Segelas air putih yang kuminum belum terteguk sepenuhnya saat Fuga mengusik perhatianku soal mimpinya tentang hantu, sepagi ini.

Ruang tengah sedang sepi. Belum tandas hausku yang harus menempuh puluhan kilometer untuk menemukan jawaban mengapa perempuan ini menghubungiku sambil menangis.

“Aku… melihat matanya yang kelabu dan mencium aroma busuk dari tubuhnya” Fuga kembali bersuara.

Tunggu, bukankah mimpi tidak berbau? Aku pernah beberapa kali bermimpi tentang makanan yang sepertinya beraroma wangi namun aku tidak pernah ingat bagaimana baunya. Tidak, sebuah mimpi tidak semestinya meninggalkan ingatan tentang bau. Aku beringsut dari dudukku, mendekati tubuhnya yang gemetar. Perempuan ini benar-benar ketakutan, dapat kulihat tatapan matanya yang menerawang jatuh dengan pupil membesar, seolah tengah menghadapi mimpi buruknya di dunia nyata. Urung kupeluk sebab terlalu lancang jika kulakukan. Tidak saat ini, tidak di tempat ini.

Fuga kini terisak pelan

“Jika bukan karena ini malam ketiga aku bermimpi hal yang sama, tentang hantu yang menatapku seolah inilah saatnya aku mati, tidak akan aku mengganggumu sepagi ini”
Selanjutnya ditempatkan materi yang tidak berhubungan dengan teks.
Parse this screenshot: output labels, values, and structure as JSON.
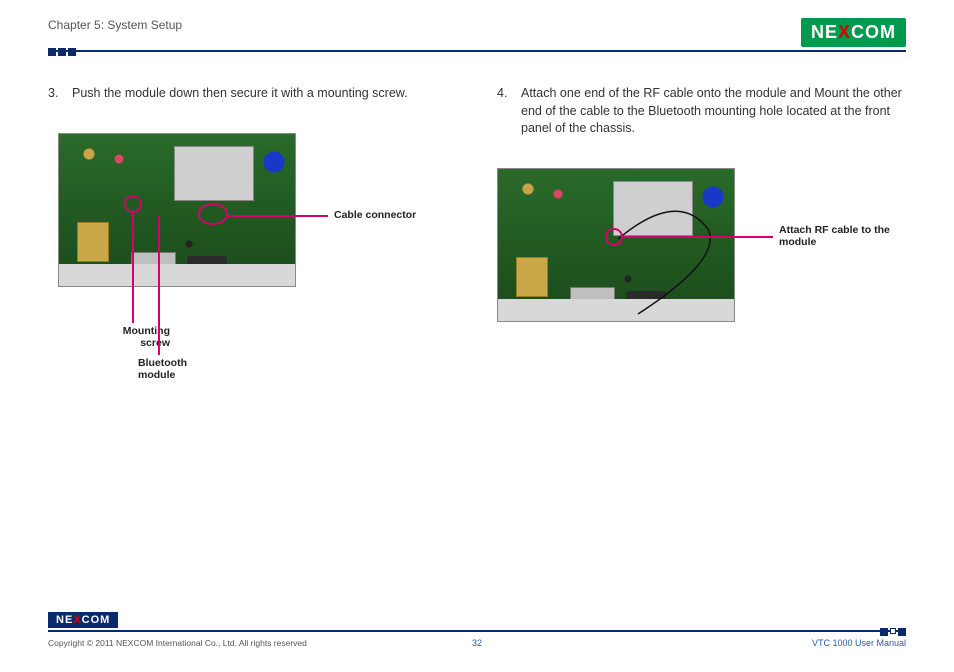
{
  "header": {
    "chapter": "Chapter 5: System Setup",
    "brand_pre": "NE",
    "brand_x": "X",
    "brand_post": "COM"
  },
  "left": {
    "step_num": "3.",
    "step_text": "Push the module down then secure it with a mounting screw.",
    "label_cable": "Cable connector",
    "label_mount": "Mounting screw",
    "label_bt": "Bluetooth module"
  },
  "right": {
    "step_num": "4.",
    "step_text": "Attach one end of the RF cable onto the module and Mount the other end of the cable to the Bluetooth mounting hole located at the front panel of the chassis.",
    "label_rf": "Attach RF cable to the module"
  },
  "footer": {
    "brand_pre": "NE",
    "brand_x": "X",
    "brand_post": "COM",
    "copyright": "Copyright © 2011 NEXCOM International Co., Ltd. All rights reserved",
    "page": "32",
    "manual": "VTC 1000 User Manual"
  }
}
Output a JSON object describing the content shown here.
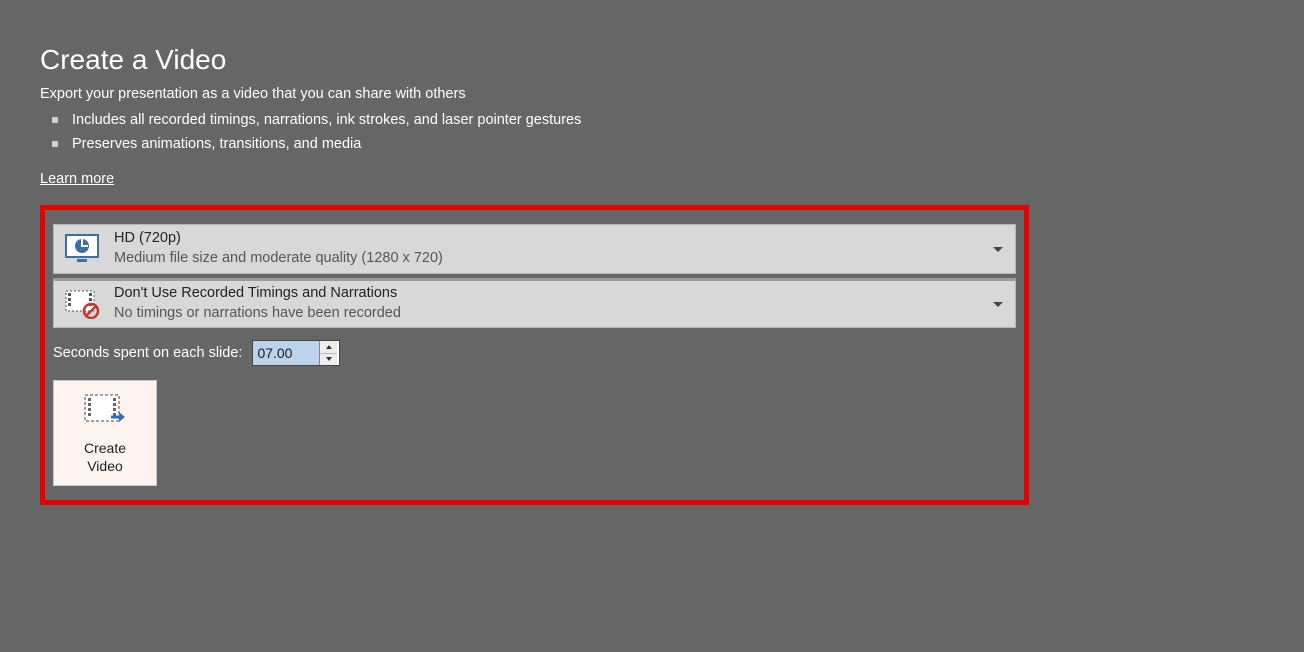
{
  "header": {
    "title": "Create a Video",
    "subtitle": "Export your presentation as a video that you can share with others",
    "bullets": [
      "Includes all recorded timings, narrations, ink strokes, and laser pointer gestures",
      "Preserves animations, transitions, and media"
    ],
    "learn_more": "Learn more"
  },
  "quality": {
    "title": "HD (720p)",
    "desc": "Medium file size and moderate quality (1280 x 720)"
  },
  "timings": {
    "title": "Don't Use Recorded Timings and Narrations",
    "desc": "No timings or narrations have been recorded"
  },
  "seconds": {
    "label": "Seconds spent on each slide:",
    "value": "07.00"
  },
  "create_button": {
    "line1": "Create",
    "line2": "Video"
  }
}
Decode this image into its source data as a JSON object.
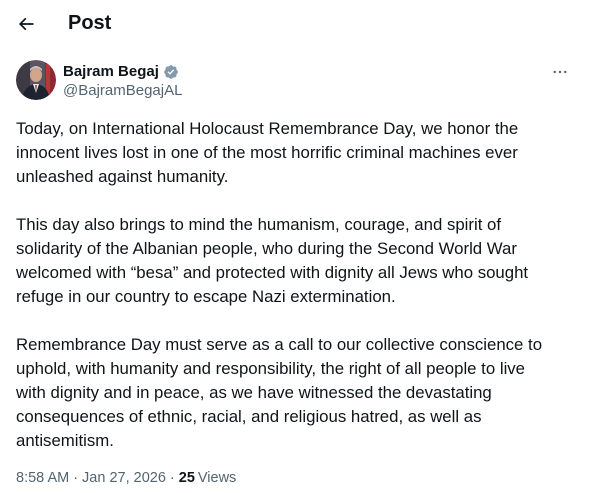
{
  "header": {
    "back_icon": "arrow-left-icon",
    "title": "Post"
  },
  "author": {
    "display_name": "Bajram Begaj",
    "handle": "@BajramBegajAL",
    "verified_icon": "verified-badge-icon",
    "verified_color": "#829aab"
  },
  "more_icon": "more-horizontal-icon",
  "post": {
    "paragraphs": [
      "Today, on International Holocaust Remembrance Day, we honor the\ninnocent lives lost in one of the most horrific criminal machines ever\nunleashed against humanity.",
      "This day also brings to mind the humanism, courage, and spirit of\nsolidarity of the Albanian people, who during the Second World War\nwelcomed with “besa” and protected with dignity all Jews who sought\nrefuge in our country to escape Nazi extermination.",
      "Remembrance Day must serve as a call to our collective conscience to\nuphold, with humanity and responsibility, the right of all people to live\nwith dignity and in peace, as we have witnessed the devastating\nconsequences of ethnic, racial, and religious hatred, as well as\nantisemitism."
    ]
  },
  "meta": {
    "time": "8:58 AM",
    "separator": "·",
    "date": "Jan 27, 2026",
    "views_count": "25",
    "views_label": "Views"
  },
  "colors": {
    "text_primary": "#0f1419",
    "text_secondary": "#536471"
  }
}
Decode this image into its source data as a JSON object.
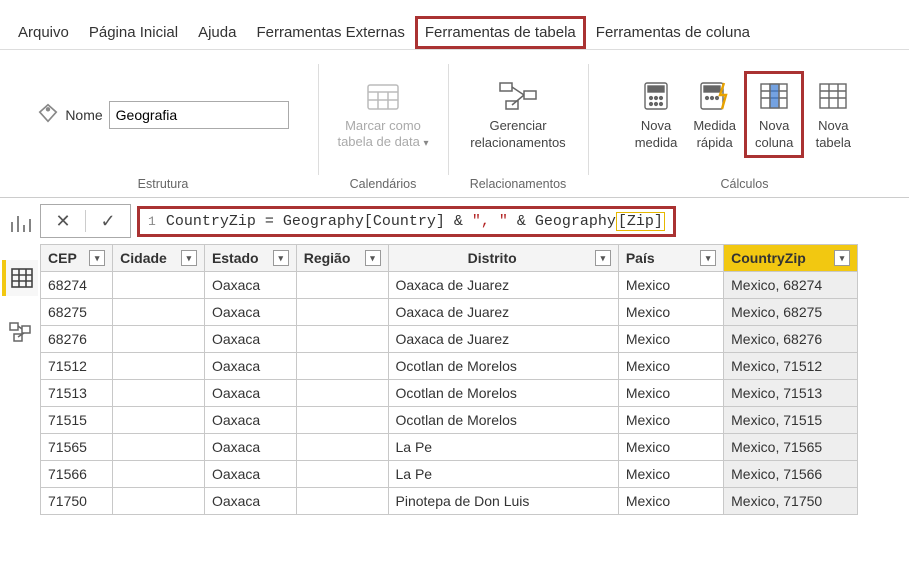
{
  "menu": {
    "items": [
      {
        "label": "Arquivo"
      },
      {
        "label": "Página Inicial"
      },
      {
        "label": "Ajuda"
      },
      {
        "label": "Ferramentas Externas"
      },
      {
        "label": "Ferramentas de tabela",
        "active": true,
        "highlighted": true
      },
      {
        "label": "Ferramentas de coluna"
      }
    ]
  },
  "ribbon": {
    "structure": {
      "name_label": "Nome",
      "name_value": "Geografia",
      "group_label": "Estrutura"
    },
    "calendars": {
      "mark_as_date_line1": "Marcar como",
      "mark_as_date_line2": "tabela de data",
      "group_label": "Calendários"
    },
    "relationships": {
      "manage_line1": "Gerenciar",
      "manage_line2": "relacionamentos",
      "group_label": "Relacionamentos"
    },
    "calcs": {
      "new_measure_line1": "Nova",
      "new_measure_line2": "medida",
      "quick_measure_line1": "Medida",
      "quick_measure_line2": "rápida",
      "new_column_line1": "Nova",
      "new_column_line2": "coluna",
      "new_table_line1": "Nova",
      "new_table_line2": "tabela",
      "group_label": "Cálculos"
    }
  },
  "formula": {
    "line_no": "1",
    "expr": {
      "p1": "CountryZip = Geography[Country] & ",
      "str": "\", \"",
      "p2": " & Geography",
      "ref": "[Zip]"
    }
  },
  "table": {
    "headers": [
      "CEP",
      "Cidade",
      "Estado",
      "Região",
      "Distrito",
      "País",
      "CountryZip"
    ],
    "rows": [
      {
        "cep": "68274",
        "cidade": "",
        "estado": "Oaxaca",
        "regiao": "",
        "distrito": "Oaxaca de Juarez",
        "pais": "Mexico",
        "czip": "Mexico, 68274"
      },
      {
        "cep": "68275",
        "cidade": "",
        "estado": "Oaxaca",
        "regiao": "",
        "distrito": "Oaxaca de Juarez",
        "pais": "Mexico",
        "czip": "Mexico, 68275"
      },
      {
        "cep": "68276",
        "cidade": "",
        "estado": "Oaxaca",
        "regiao": "",
        "distrito": "Oaxaca de Juarez",
        "pais": "Mexico",
        "czip": "Mexico, 68276"
      },
      {
        "cep": "71512",
        "cidade": "",
        "estado": "Oaxaca",
        "regiao": "",
        "distrito": "Ocotlan de Morelos",
        "pais": "Mexico",
        "czip": "Mexico, 71512"
      },
      {
        "cep": "71513",
        "cidade": "",
        "estado": "Oaxaca",
        "regiao": "",
        "distrito": "Ocotlan de Morelos",
        "pais": "Mexico",
        "czip": "Mexico, 71513"
      },
      {
        "cep": "71515",
        "cidade": "",
        "estado": "Oaxaca",
        "regiao": "",
        "distrito": "Ocotlan de Morelos",
        "pais": "Mexico",
        "czip": "Mexico, 71515"
      },
      {
        "cep": "71565",
        "cidade": "",
        "estado": "Oaxaca",
        "regiao": "",
        "distrito": "La Pe",
        "pais": "Mexico",
        "czip": "Mexico, 71565"
      },
      {
        "cep": "71566",
        "cidade": "",
        "estado": "Oaxaca",
        "regiao": "",
        "distrito": "La Pe",
        "pais": "Mexico",
        "czip": "Mexico, 71566"
      },
      {
        "cep": "71750",
        "cidade": "",
        "estado": "Oaxaca",
        "regiao": "",
        "distrito": "Pinotepa de Don Luis",
        "pais": "Mexico",
        "czip": "Mexico, 71750"
      }
    ]
  }
}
Bicara soal pagi, aku teringat sebuah pagi beberapa tahun silam, saat pertama kali aku mengenal Fuga. Namanyalah yang paling menarik perhatianku. Fuga Agatha. Fuga. Tidak pernah dalam hidupku aku mendengar dan bertemu orang dengan nama Fuga. Aku pernah mengenal seseorang bernama Proletariyati, Xeon hingga Berhala. Yang terakhir adalah teman karibku hingga sekarang, kedua orang tuanya adalah pekerja seni paling progresif di zamannya dan menganggap rasa sayang kepada anak tidak ubahnya sebuah pemujaan terhadap berhala. Temanku mengalami bullying sepanjang sekolah karena nama ini.

Namun Fuga, belum pernah aku bertemu dan mendengar sebelumnya. Dentumnya yang keras mengingatkanku bahwa kelahirannya pastilah membawa makna untuk menjadi lantang dan berbekas di ingatan setiap orang. Tidak seperti Berhala, betapa Fuga adalah doa. Fuga memang membawa dentuman dengan irama paling merdu sejak aku mengenalnya.

Perempuan yang pandai memainkan irama melalui kerling mata dan senyumnya yang indah. Irama yang membuat detak jantungku bertambah kencang setiap ia menelusuri pelan alur wajahku. Bermain dengan anak rambut dan membelaiku hingga tertidur. Ah, Fuga.

Lamunanku buyar. Matari masih belum sepenuhnya terbit, cahayanya yang bias berkejaran di sela jendela ruang tamu. Sudah lama aku tidakk bertemu pagi sesyahdu ini. Mungkin lantaran Fuga, yang sedari tadi beringsut merapatkan tubuhnya kepadaku dengan gemetar yang tak kunjung reda.

“Aku bisa merasakannya, sungguh. Jemarinya yang dingin mencengkram lenganku sangat erat hingga aku kesakitan dan matanya! Matanya demikian kelabu dan aku merasa takut teramat sangat” Suaranya merendah.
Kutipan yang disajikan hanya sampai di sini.